Mommy Blogger Jess C. – Sweet Shower Time
As a younger adult/teen, I never thought a shower would be so wonderful. Sometimes as a parent the shower is my escape, my sweet quiet moment from the chaos of having 6 kids in a really small house.
Now don’t get me wrong. I love each and every one of my kids. They are all such great kids. Well behaved, respectful, kindhearted loving kids, but kids none the less, and we have 6 of them. That’s a pretty big number. A number that should get us a good sized home so we could spread out a bit, but not yet. We make our small house work, but it makes for sweet showers of escape.
Sunday we were all up getting ready for church, and I try hard to wait patiently for everyone else to get their bathroom time, showers, hair done, and teeth brushed. Then it is my turn. Now when Daddy is home I am guaranteed a peaceful shower. They know not to bother me when he is home, but the minute I walk out I guess I am free game. I don’t even walk out of the bathroom two steps when I see a kid or two waiting for me. I am not sure what they are waiting for, they finished all they needed in the bathroom, but someone is always waiting. Then I go in my bedroom. When I open that door someone else is standing in the hallway, again waiting for me. What is it these children expect to happen when I open a door? Then I go back to the bathroom to put on my makeup and do my hair. They follow me in there. Again, what are they expecting to occur? I feel like they are waiting for me to juggle my makeup and curling iron, while hot.

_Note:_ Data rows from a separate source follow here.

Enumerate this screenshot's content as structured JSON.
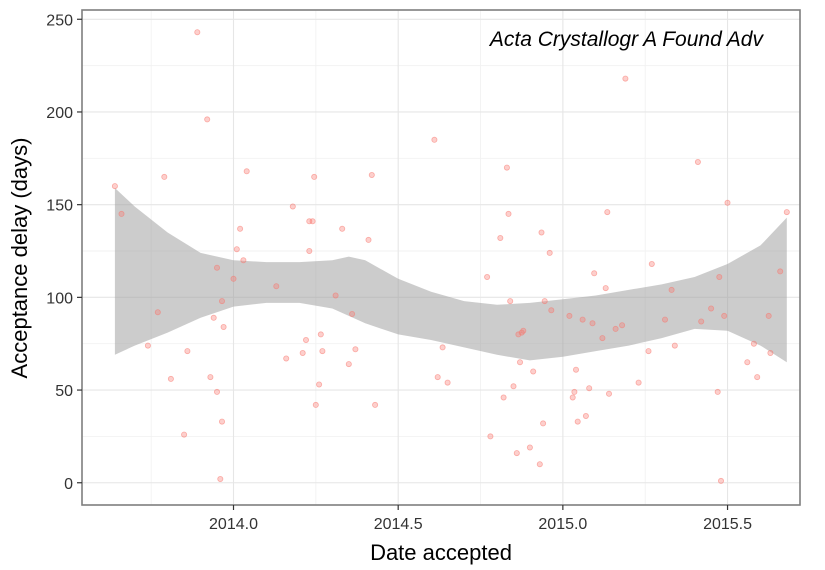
{
  "chart_data": {
    "type": "scatter",
    "annotation": "Acta Crystallogr A Found Adv",
    "xlabel": "Date accepted",
    "ylabel": "Acceptance delay (days)",
    "xlim": [
      2013.54,
      2015.72
    ],
    "ylim": [
      -12,
      255
    ],
    "x_ticks": [
      2014.0,
      2014.5,
      2015.0,
      2015.5
    ],
    "x_tick_labels": [
      "2014.0",
      "2014.5",
      "2015.0",
      "2015.5"
    ],
    "y_ticks": [
      0,
      50,
      100,
      150,
      200,
      250
    ],
    "y_tick_labels": [
      "0",
      "50",
      "100",
      "150",
      "200",
      "250"
    ],
    "grid": true,
    "point_color": "#f8766d",
    "band_color": "#999999",
    "points": [
      [
        2013.64,
        160
      ],
      [
        2013.66,
        145
      ],
      [
        2013.74,
        74
      ],
      [
        2013.77,
        92
      ],
      [
        2013.79,
        165
      ],
      [
        2013.81,
        56
      ],
      [
        2013.85,
        26
      ],
      [
        2013.86,
        71
      ],
      [
        2013.89,
        243
      ],
      [
        2013.92,
        196
      ],
      [
        2013.93,
        57
      ],
      [
        2013.94,
        89
      ],
      [
        2013.95,
        49
      ],
      [
        2013.95,
        116
      ],
      [
        2013.96,
        2
      ],
      [
        2013.965,
        33
      ],
      [
        2013.965,
        98
      ],
      [
        2013.97,
        84
      ],
      [
        2014.0,
        110
      ],
      [
        2014.01,
        126
      ],
      [
        2014.02,
        137
      ],
      [
        2014.03,
        120
      ],
      [
        2014.04,
        168
      ],
      [
        2014.13,
        106
      ],
      [
        2014.16,
        67
      ],
      [
        2014.18,
        149
      ],
      [
        2014.21,
        70
      ],
      [
        2014.22,
        77
      ],
      [
        2014.23,
        125
      ],
      [
        2014.23,
        141
      ],
      [
        2014.24,
        141
      ],
      [
        2014.245,
        165
      ],
      [
        2014.25,
        42
      ],
      [
        2014.26,
        53
      ],
      [
        2014.265,
        80
      ],
      [
        2014.27,
        71
      ],
      [
        2014.31,
        101
      ],
      [
        2014.33,
        137
      ],
      [
        2014.35,
        64
      ],
      [
        2014.36,
        91
      ],
      [
        2014.37,
        72
      ],
      [
        2014.41,
        131
      ],
      [
        2014.42,
        166
      ],
      [
        2014.43,
        42
      ],
      [
        2014.61,
        185
      ],
      [
        2014.62,
        57
      ],
      [
        2014.635,
        73
      ],
      [
        2014.65,
        54
      ],
      [
        2014.77,
        111
      ],
      [
        2014.78,
        25
      ],
      [
        2014.81,
        132
      ],
      [
        2014.82,
        46
      ],
      [
        2014.83,
        170
      ],
      [
        2014.835,
        145
      ],
      [
        2014.84,
        98
      ],
      [
        2014.85,
        52
      ],
      [
        2014.86,
        16
      ],
      [
        2014.865,
        80
      ],
      [
        2014.87,
        65
      ],
      [
        2014.875,
        81
      ],
      [
        2014.88,
        82
      ],
      [
        2014.9,
        19
      ],
      [
        2014.91,
        60
      ],
      [
        2014.93,
        10
      ],
      [
        2014.935,
        135
      ],
      [
        2014.94,
        32
      ],
      [
        2014.945,
        98
      ],
      [
        2014.96,
        124
      ],
      [
        2014.965,
        93
      ],
      [
        2015.02,
        90
      ],
      [
        2015.03,
        46
      ],
      [
        2015.035,
        49
      ],
      [
        2015.04,
        61
      ],
      [
        2015.045,
        33
      ],
      [
        2015.06,
        88
      ],
      [
        2015.07,
        36
      ],
      [
        2015.08,
        51
      ],
      [
        2015.09,
        86
      ],
      [
        2015.095,
        113
      ],
      [
        2015.12,
        78
      ],
      [
        2015.13,
        105
      ],
      [
        2015.135,
        146
      ],
      [
        2015.14,
        48
      ],
      [
        2015.16,
        83
      ],
      [
        2015.18,
        85
      ],
      [
        2015.19,
        218
      ],
      [
        2015.23,
        54
      ],
      [
        2015.26,
        71
      ],
      [
        2015.27,
        118
      ],
      [
        2015.31,
        88
      ],
      [
        2015.33,
        104
      ],
      [
        2015.34,
        74
      ],
      [
        2015.41,
        173
      ],
      [
        2015.42,
        87
      ],
      [
        2015.45,
        94
      ],
      [
        2015.47,
        49
      ],
      [
        2015.475,
        111
      ],
      [
        2015.48,
        1
      ],
      [
        2015.49,
        90
      ],
      [
        2015.5,
        151
      ],
      [
        2015.56,
        65
      ],
      [
        2015.58,
        75
      ],
      [
        2015.59,
        57
      ],
      [
        2015.625,
        90
      ],
      [
        2015.63,
        70
      ],
      [
        2015.66,
        114
      ],
      [
        2015.68,
        146
      ]
    ],
    "smooth_band": {
      "x": [
        2013.64,
        2013.7,
        2013.8,
        2013.9,
        2014.0,
        2014.1,
        2014.2,
        2014.3,
        2014.35,
        2014.4,
        2014.5,
        2014.6,
        2014.7,
        2014.8,
        2014.9,
        2015.0,
        2015.1,
        2015.2,
        2015.3,
        2015.4,
        2015.5,
        2015.6,
        2015.68
      ],
      "upper": [
        159,
        149,
        135,
        124,
        120,
        119,
        119,
        120,
        122,
        120,
        110,
        103,
        98,
        96,
        97,
        99,
        101,
        104,
        107,
        111,
        118,
        128,
        143
      ],
      "lower": [
        69,
        74,
        81,
        89,
        95,
        97,
        97,
        94,
        90,
        86,
        80,
        77,
        73,
        69,
        66,
        68,
        71,
        74,
        78,
        83,
        82,
        74,
        65
      ]
    }
  }
}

By the time we get out the door, I am thinking back to my 20 min shower remembering the quiet moment once again.
Am I the only Mom that feels this way? Or do other moms enjoy and relish their shower times?
I know one day my house will be empty, and then my shower time will be for cleaning my body instead of escaping. I guess at that time I will miss the kids hanging out watching for me during my every move. But for now I will go a little crazy with the little paparazzi that follow me taking mental pictures of me. I just wish I knew what they were waiting for.